Now, all she could think of was Aidan.
Her beautiful son, Aidan. The light of her life. She’d never see him again.
A sob escaped her throat, and Emma’s body jolted with the intensity of it. She waited for it to pass and continued to lay, shuddering, on the couch. She bit on ther thumbnail and thought back to when she’d first found out about Aidan’s impending birth.
“Yes, once upon a time, I was really something,” she thought.
When Emma was 19, she was cheerful, nubile and on top of the world. She was engaged to the scion of an oil fortune, Allan Reynolds, and couldn’t have been happier. Allan was the kind of man that was strong, smart and responsible, as well as devastatingly handsome. Some nights, as she lay next to his in bed, she’d look at him sleeping and scarcely believe her good fortune.
But her fortunes ran out just as fast as Allan did when she discovered that she was pregnant.
She didn’t see him through the duration of her pregnancy. She called, she stopped by, she hoped and she prayed, but she never saw Allan.

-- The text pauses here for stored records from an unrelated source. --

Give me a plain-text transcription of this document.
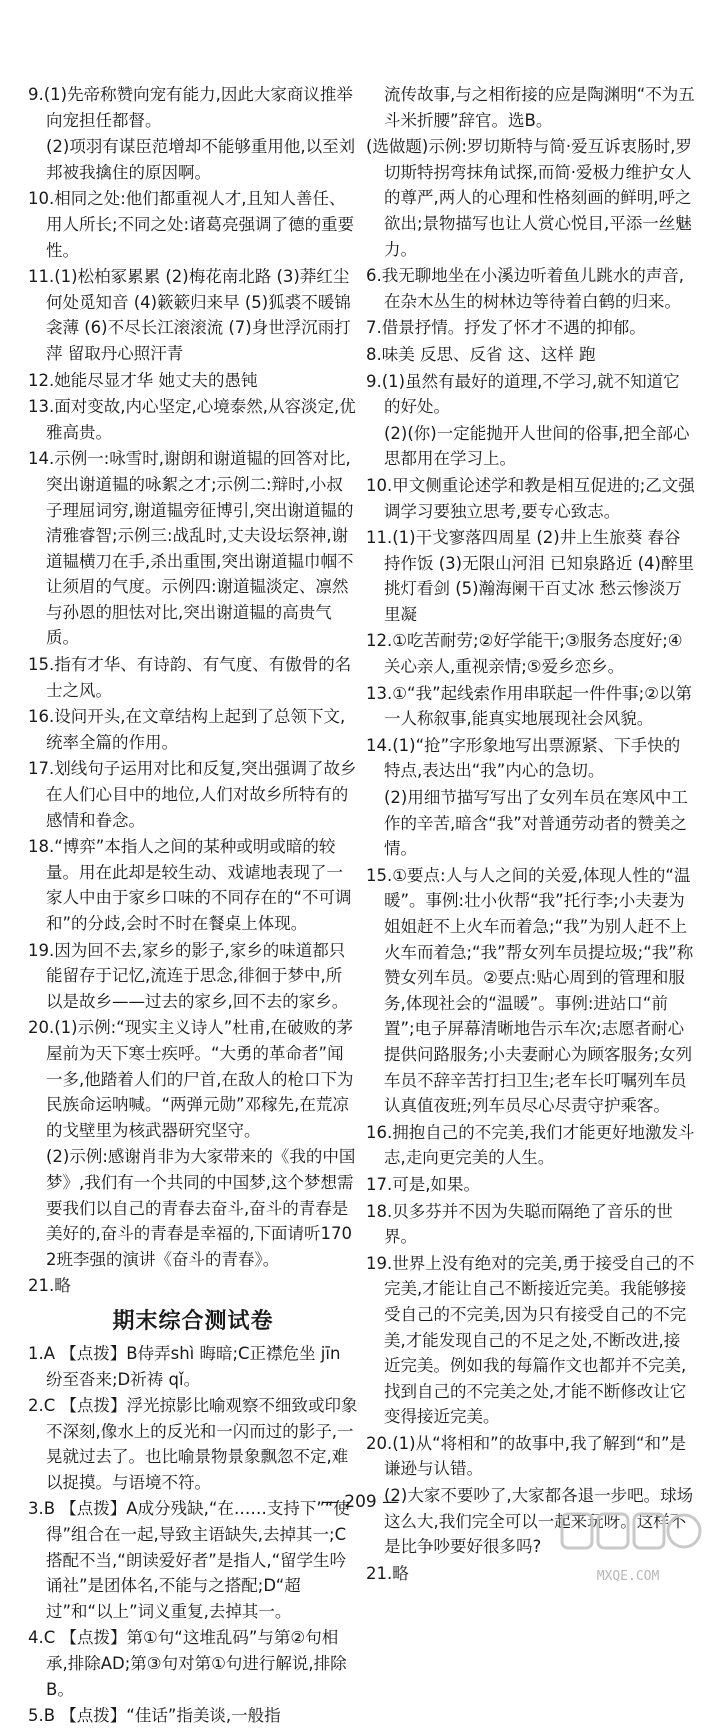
9.(1)先帝称赞向宠有能力,因此大家商议推举向宠担任都督。
(2)项羽有谋臣范增却不能够重用他,以至刘邦被我擒住的原因啊。
10.相同之处:他们都重视人才,且知人善任、用人所长;不同之处:诸葛亮强调了德的重要性。
11.(1)松柏冢累累 (2)梅花南北路 (3)莽红尘何处觅知音 (4)簌簌归来早 (5)狐裘不暖锦衾薄 (6)不尽长江滚滚流 (7)身世浮沉雨打萍 留取丹心照汗青
12.她能尽显才华 她丈夫的愚钝
13.面对变故,内心坚定,心境泰然,从容淡定,优雅高贵。
14.示例一:咏雪时,谢朗和谢道韫的回答对比,突出谢道韫的咏絮之才;示例二:辩时,小叔子理屈词穷,谢道韫旁征博引,突出谢道韫的清雅睿智;示例三:战乱时,丈夫设坛祭神,谢道韫横刀在手,杀出重围,突出谢道韫巾帼不让须眉的气度。示例四:谢道韫淡定、凛然与孙恩的胆怯对比,突出谢道韫的高贵气质。
15.指有才华、有诗韵、有气度、有傲骨的名士之风。
16.设问开头,在文章结构上起到了总领下文,统率全篇的作用。
17.划线句子运用对比和反复,突出强调了故乡在人们心目中的地位,人们对故乡所特有的感情和眷念。
18.“博弈”本指人之间的某种或明或暗的较量。用在此却是较生动、戏谑地表现了一家人中由于家乡口味的不同存在的“不可调和”的分歧,会时不时在餐桌上体现。
19.因为回不去,家乡的影子,家乡的味道都只能留存于记忆,流连于思念,徘徊于梦中,所以是故乡——过去的家乡,回不去的家乡。
20.(1)示例:“现实主义诗人”杜甫,在破败的茅屋前为天下寒士疾呼。“大勇的革命者”闻一多,他踏着人们的尸首,在敌人的枪口下为民族命运呐喊。“两弹元勋”邓稼先,在荒凉的戈壁里为核武器研究坚守。
(2)示例:感谢肖非为大家带来的《我的中国梦》,我们有一个共同的中国梦,这个梦想需要我们以自己的青春去奋斗,奋斗的青春是美好的,奋斗的青春是幸福的,下面请听1702班李强的演讲《奋斗的青春》。
21.略
期末综合测试卷
1.A 【点拨】B侍弄shì 晦暗;C正襟危坐 jīn 纷至沓来;D祈祷 qǐ。
2.C 【点拨】浮光掠影比喻观察不细致或印象不深刻,像水上的反光和一闪而过的影子,一晃就过去了。也比喻景物景象飘忽不定,难以捉摸。与语境不符。
3.B 【点拨】A成分残缺,“在……支持下”“使得”组合在一起,导致主语缺失,去掉其一;C搭配不当,“朗读爱好者”是指人,“留学生吟诵社”是团体名,不能与之搭配;D“超过”和“以上”词义重复,去掉其一。
4.C 【点拨】第①句“这堆乱码”与第②句相承,排除AD;第③句对第①句进行解说,排除B。
5.B 【点拨】“佳话”指美谈,一般指
流传故事,与之相衔接的应是陶渊明“不为五斗米折腰”辞官。选B。
(选做题)示例:罗切斯特与简·爱互诉衷肠时,罗切斯特拐弯抹角试探,而简·爱极力维护女人的尊严,两人的心理和性格刻画的鲜明,呼之欲出;景物描写也让人赏心悦目,平添一丝魅力。
6.我无聊地坐在小溪边听着鱼儿跳水的声音,在杂木丛生的树林边等待着白鹤的归来。
7.借景抒情。抒发了怀才不遇的抑郁。
8.味美 反思、反省 这、这样 跑
9.(1)虽然有最好的道理,不学习,就不知道它的好处。
(2)(你)一定能抛开人世间的俗事,把全部心思都用在学习上。
10.甲文侧重论述学和教是相互促进的;乙文强调学习要独立思考,要专心致志。
11.(1)干戈寥落四周星 (2)井上生旅葵 舂谷持作饭 (3)无限山河泪 已知泉路近 (4)醉里挑灯看剑 (5)瀚海阑干百丈冰 愁云惨淡万里凝
12.①吃苦耐劳;②好学能干;③服务态度好;④关心亲人,重视亲情;⑤爱乡恋乡。
13.①“我”起线索作用串联起一件件事;②以第一人称叙事,能真实地展现社会风貌。
14.(1)“抢”字形象地写出票源紧、下手快的特点,表达出“我”内心的急切。
(2)用细节描写写出了女列车员在寒风中工作的辛苦,暗含“我”对普通劳动者的赞美之情。
15.①要点:人与人之间的关爱,体现人性的“温暖”。事例:壮小伙帮“我”托行李;小夫妻为姐姐赶不上火车而着急;“我”为别人赶不上火车而着急;“我”帮女列车员提垃圾;“我”称赞女列车员。②要点:贴心周到的管理和服务,体现社会的“温暖”。事例:进站口“前置”;电子屏幕清晰地告示车次;志愿者耐心提供问路服务;小夫妻耐心为顾客服务;女列车员不辞辛苦打扫卫生;老车长叮嘱列车员认真值夜班;列车员尽心尽责守护乘客。
16.拥抱自己的不完美,我们才能更好地激发斗志,走向更完美的人生。
17.可是,如果。
18.贝多芬并不因为失聪而隔绝了音乐的世界。
19.世界上没有绝对的完美,勇于接受自己的不完美,才能让自己不断接近完美。我能够接受自己的不完美,因为只有接受自己的不完美,才能发现自己的不足之处,不断改进,接近完美。例如我的每篇作文也都并不完美,找到自己的不完美之处,才能不断修改让它变得接近完美。
20.(1)从“将相和”的故事中,我了解到“和”是谦逊与认错。
(2)大家不要吵了,大家都各退一步吧。球场这么大,我们完全可以一起来玩呀。这样不是比争吵要好很多吗?
21.略
— 209 —
MXQE.COM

On the day of Aidan’s birth, a man in a suit came to the hospital with a bouquet of flowers, a check for $500,000 that was signed by R. James Reynolds, Allan’s father, and a note that read “You may keep the ring. - A.R.” After that, the only time Emma ever saw anybody in the Reynolds family was on the news.
That had been nine years ago. Since then, with the check from Mr. Reynolds, Emma had provided for Aidan and herself with moderate success and had fallen in and out of depression in direct correlation to when she fell in and out of love with men.
With each new beau that came and went, she felt as if she was letting Aidan down. She’d always wanted to find him a father, someone who would be as strong, smart and responsible as Allan had appeared to be. But, it seemed like the harder she tried, the more futile her efforts were. Men continued to slip through her fingers and her son was still a bastard child -- just as she’d been.
But, none of that mattered anymore. Now, Emma had no son. She had no mother, and she’d never had a father. She didn’t even know who he was.
Everyone had abandoned her.
Emma continued to sob and even though she didn’t want to, she realized she had to get up. She needed to dry her eyes and blow her nose. So, she feebly shifted her legs to the floor, slowly stood up and walked to the bathroom.
After she’d finished, Emma started to walk back to the couch. She didn’t know what she was going to do. After all, what was the point of life now that there was absolutely nobody else?
“Maybe I’ll die or disappear or whatever the hell else happened,” she thought bitterly.
And then, she stopped short, stopped breathing for a moment. Voices -- there were people outside. She moved quickly, too quickly, and crashed to the hardwood floor. She immediately paused, and held her position on the floor.
There were definitely people out there. Emma didn’t know whether to be afraid or ecstatic, but either way, she’d just stay put for now.
“I tell you fath … um … Sebastian. I heard someone in there,” Olaf said.
Sebastian looked toward the doorway with skepticism. He’d heard the crash from inside the house, but that didn’t mean that someONE was inside. It meant someTHING was inside, and if it was some kind of animal, they needed to be prepared.
“There’s someone in there. What are we going to do?” Olaf asked.
“We’re definitely going in that house,” Sebastian said. He went to the side of the house and picked up a heavy shovel that was leaning against it. He picked it up and turned back to Olaf.
“But we’re not going in without weapons.”